La mise en évidence de certaines thyroïdites passe par la recherche des anticorps anti-thyroglobulines (détectés par la technique d'agglutination des globules rouges), et des anticorps anti-thyroperoxydases (anti-TPO ou anti-microsomiaux). Ces anticorps dirigés contre la personne elle-même, témoignent de la destruction des cellules de la thyroïde observée lors des maladies auto-immunes thyroïdiennes, mais n'en sont pas la cause. 

La polyendocrinopathie auto-immune (en anglais autoimmune polyglandular syndrome, autoimmune polyendocrinopathy) se caractérise par l'association de plusieurs pathologies aboutissant à l'apparition d'une insuffisance de sécrétion de plusieurs glandes endocrines (glandes sécrétant leurs hormones l'intérieur du sang). On distingue plusieurs variétés :

  • Le type I juvénile se caractérisant par le syndrome de Whitaker, découvert par Joanne Whitaker en 1956, en anglais Whitaker's syndrome, se caractérise par l'association d'une insuffisance de sécrétion de l'hormone thyroïdienne et d'une infection de la peau par un champignon (candidose). Ce syndrome de nature génétique, se transmet selon un mode autosomique récessif, c'est-à-dire qu'il est nécessaire que les deux parents portent l'anomalie génétique pour que la descendance présente la maladie. Il s'agit d'une pathologie qui s'accompagne le plus souvent d'apparition d'auto-anticorps dans la circulation sanguine. Elle est quelquefois associée à une autre affection de nature auto-immune également, telle que la thyroïdite d'Hashimoto, la maladie de Biermer, la maladie d'Addison, ou encore l'hépatite chronique active.
  • Les types II et III concernent les adultes et aboutissent au syndrome de Schmidt.
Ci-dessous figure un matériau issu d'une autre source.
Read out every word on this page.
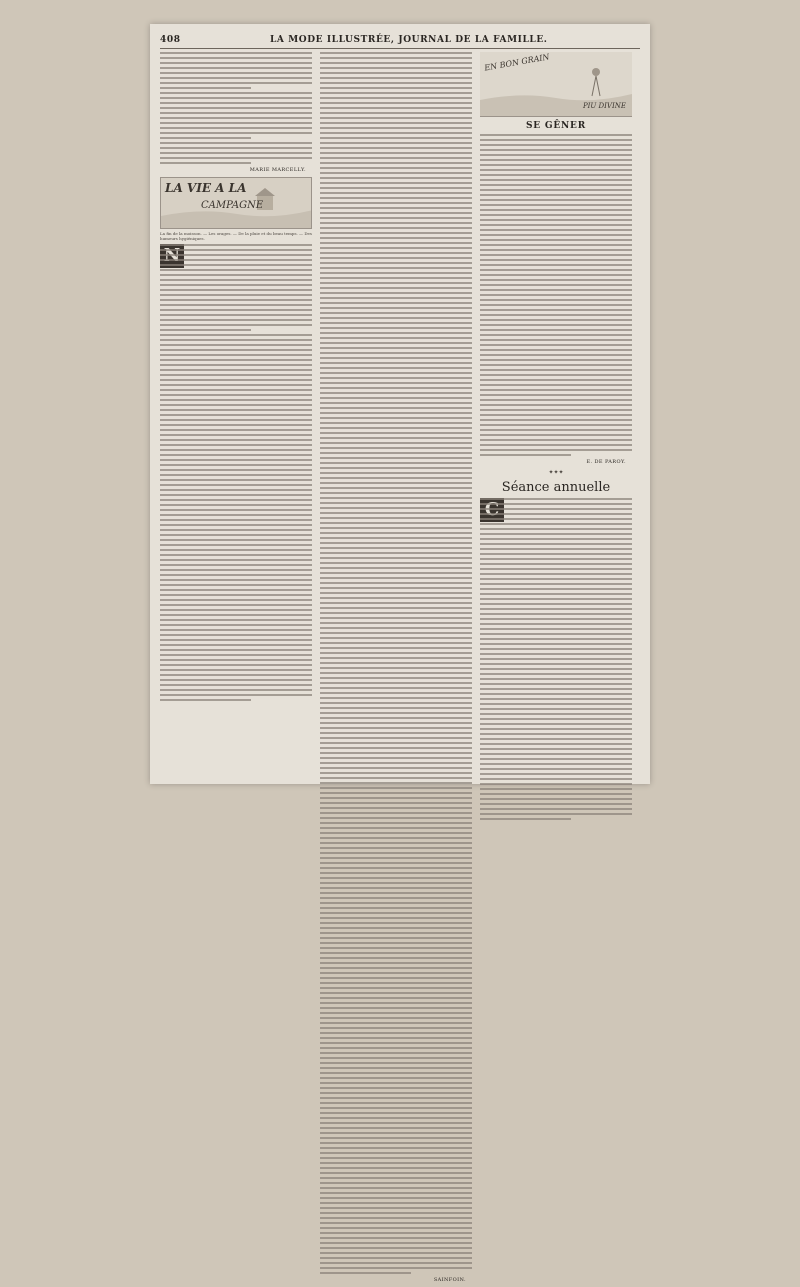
408	LA MODE ILLUSTRÉE, JOURNAL DE LA FAMILLE.
MARIE MARCELLY.
LA VIE A LA
CAMPAGNE
La fin de la moisson. — Les orages. — De la pluie et du beau temps. — Des humeurs hygiéniques.
SAINFOIN.
EN BON GRAIN
PIU DIVINE
SE GÊNER
E. DE PAROY.
✦✦✦
Séance annuelle
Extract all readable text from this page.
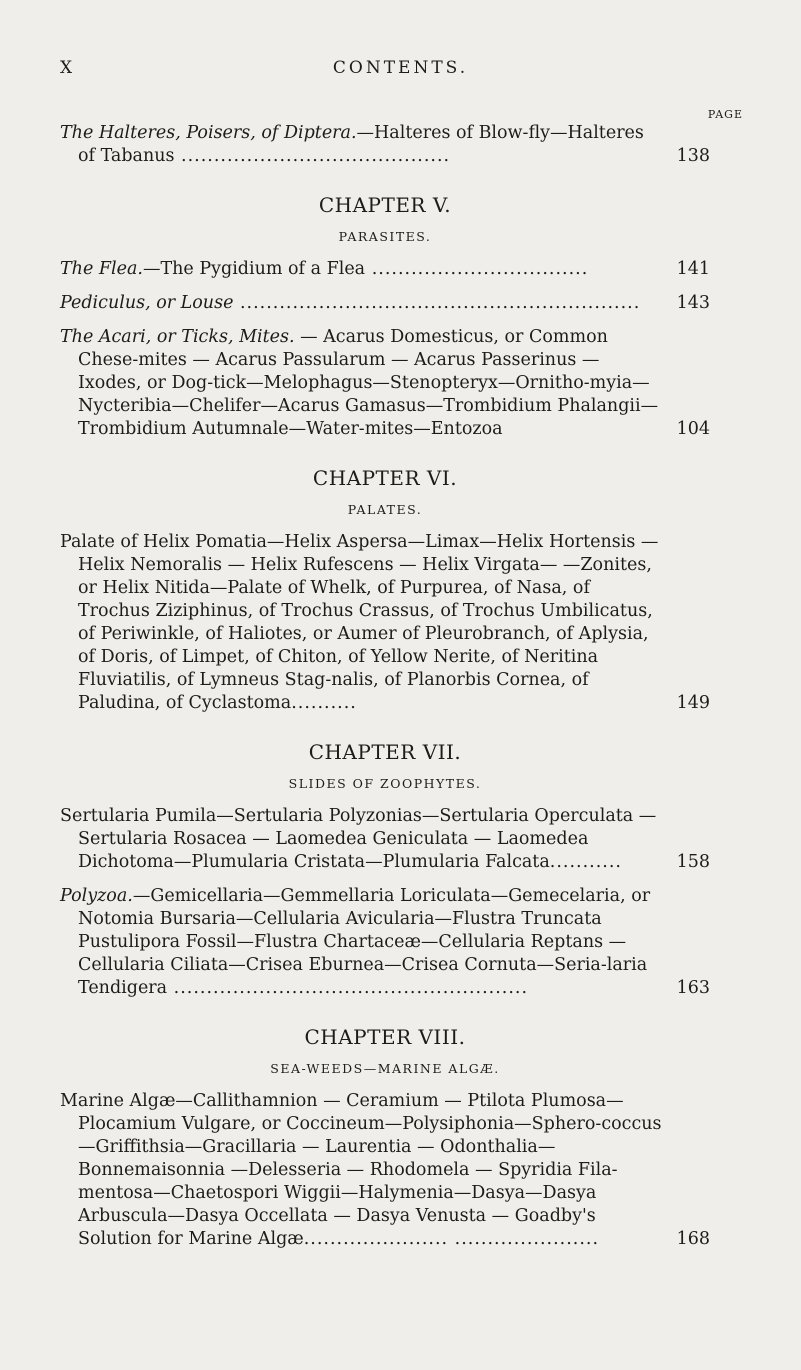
X	CONTENTS.
PAGE

The Halteres, Poisers, of Diptera.—Halteres of Blow-fly—Halteres of Tabanus .........................................	138

CHAPTER V.
PARASITES.

The Flea.—The Pygidium of a Flea .................................	141

Pediculus, or Louse ............................................................. 143

The Acari, or Ticks, Mites. — Acarus Domesticus, or Common Chese-mites — Acarus Passularum — Acarus Passerinus — Ixodes, or Dog-tick—Melophagus—Stenopteryx—Ornitho-myia—Nycteribia—Chelifer—Acarus Gamasus—Trombidium Phalangii—Trombidium Autumnale—Water-mites—Entozoa	104

CHAPTER VI.
PALATES.

Palate of Helix Pomatia—Helix Aspersa—Limax—Helix Hortensis —Helix Nemoralis — Helix Rufescens — Helix Virgata— —Zonites, or Helix Nitida—Palate of Whelk, of Purpurea, of Nasa, of Trochus Ziziphinus, of Trochus Crassus, of Trochus Umbilicatus, of Periwinkle, of Haliotes, or Aumer of Pleurobranch, of Aplysia, of Doris, of Limpet, of Chiton, of Yellow Nerite, of Neritina Fluviatilis, of Lymneus Stag-nalis, of Planorbis Cornea, of Paludina, of Cyclastoma..........	149

CHAPTER VII.
SLIDES OF ZOOPHYTES.

Sertularia Pumila—Sertularia Polyzonias—Sertularia Operculata — Sertularia Rosacea — Laomedea Geniculata — Laomedea Dichotoma—Plumularia Cristata—Plumularia Falcata...........	158

Polyzoa.—Gemicellaria—Gemmellaria Loriculata—Gemecelaria, or Notomia Bursaria—Cellularia Avicularia—Flustra Truncata Pustulipora Fossil—Flustra Chartaceæ—Cellularia Reptans —Cellularia Ciliata—Crisea Eburnea—Crisea Cornuta—Seria-laria Tendigera ......................................................	163

CHAPTER VIII.
SEA-WEEDS—MARINE ALGÆ.

Marine Algæ—Callithamnion — Ceramium — Ptilota Plumosa— Plocamium Vulgare, or Coccineum—Polysiphonia—Sphero-coccus—Griffithsia—Gracillaria — Laurentia — Odonthalia— Bonnemaisonnia —Delesseria — Rhodomela — Spyridia Fila-mentosa—Chaetospori Wiggii—Halymenia—Dasya—Dasya Arbuscula—Dasya Occellata — Dasya Venusta — Goadby's Solution for Marine Algæ...................... ......................	168
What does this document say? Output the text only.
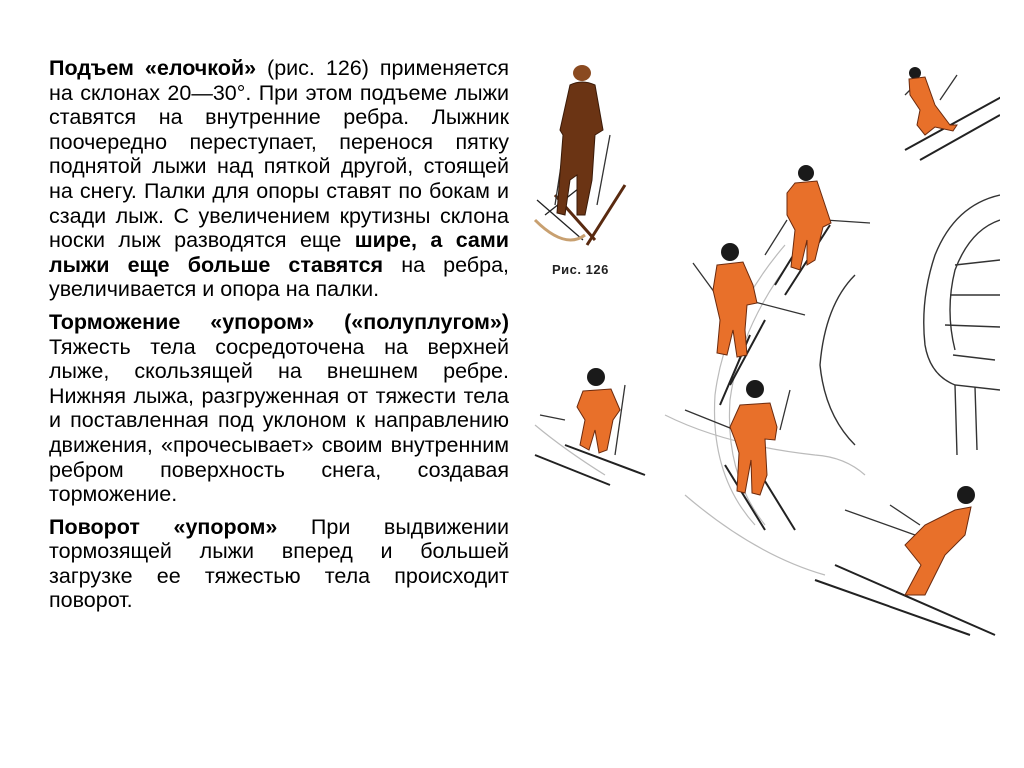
Подъем «елочкой» (рис. 126) применяется на склонах 20—30°. При этом подъеме лыжи ставятся на внутренние ребра. Лыжник поочередно переступает, перенося пятку поднятой лыжи над пяткой другой, стоящей на снегу. Палки для опоры ставят по бокам и сзади лыж. С увеличением крутизны склона носки лыж разводятся еще шире, а сами лыжи еще больше ставятся на ребра, увеличивается и опора на палки.

Торможение «упором» («полуплугом») Тяжесть тела сосредоточена на верхней лыже, скользящей на внешнем ребре. Нижняя лыжа, разгруженная от тяжести тела и поставленная под уклоном к направлению движения, «прочесывает» своим внутренним ребром поверхность снега, создавая торможение.

Поворот «упором» При выдвижении тормозящей лыжи вперед и большей загрузке ее тяжестью тела происходит поворот.

Рис. 126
Pour certains spécialistes en endocrinologie, les pathologies suivantes font partie de la polyendocrinopathie auto-immune. Il s'agit entre autres de la thyroïdite d'Hashimoto, de l'anémie de Biermer, de la diarrhée chronique, de l'alopécie, du syndrome de Schmidt, de l'hypothyroïdie, de l'hyperthyroïdie, de l'insuffisance sécrétion des glandes surrénaliennes et des glandes contenues dans les gonades (ovaires et testicules). Pour d'autres spécialistes en endocrinologie, la moniliase fait également partie de la polyendocrinopathie auto-immune. 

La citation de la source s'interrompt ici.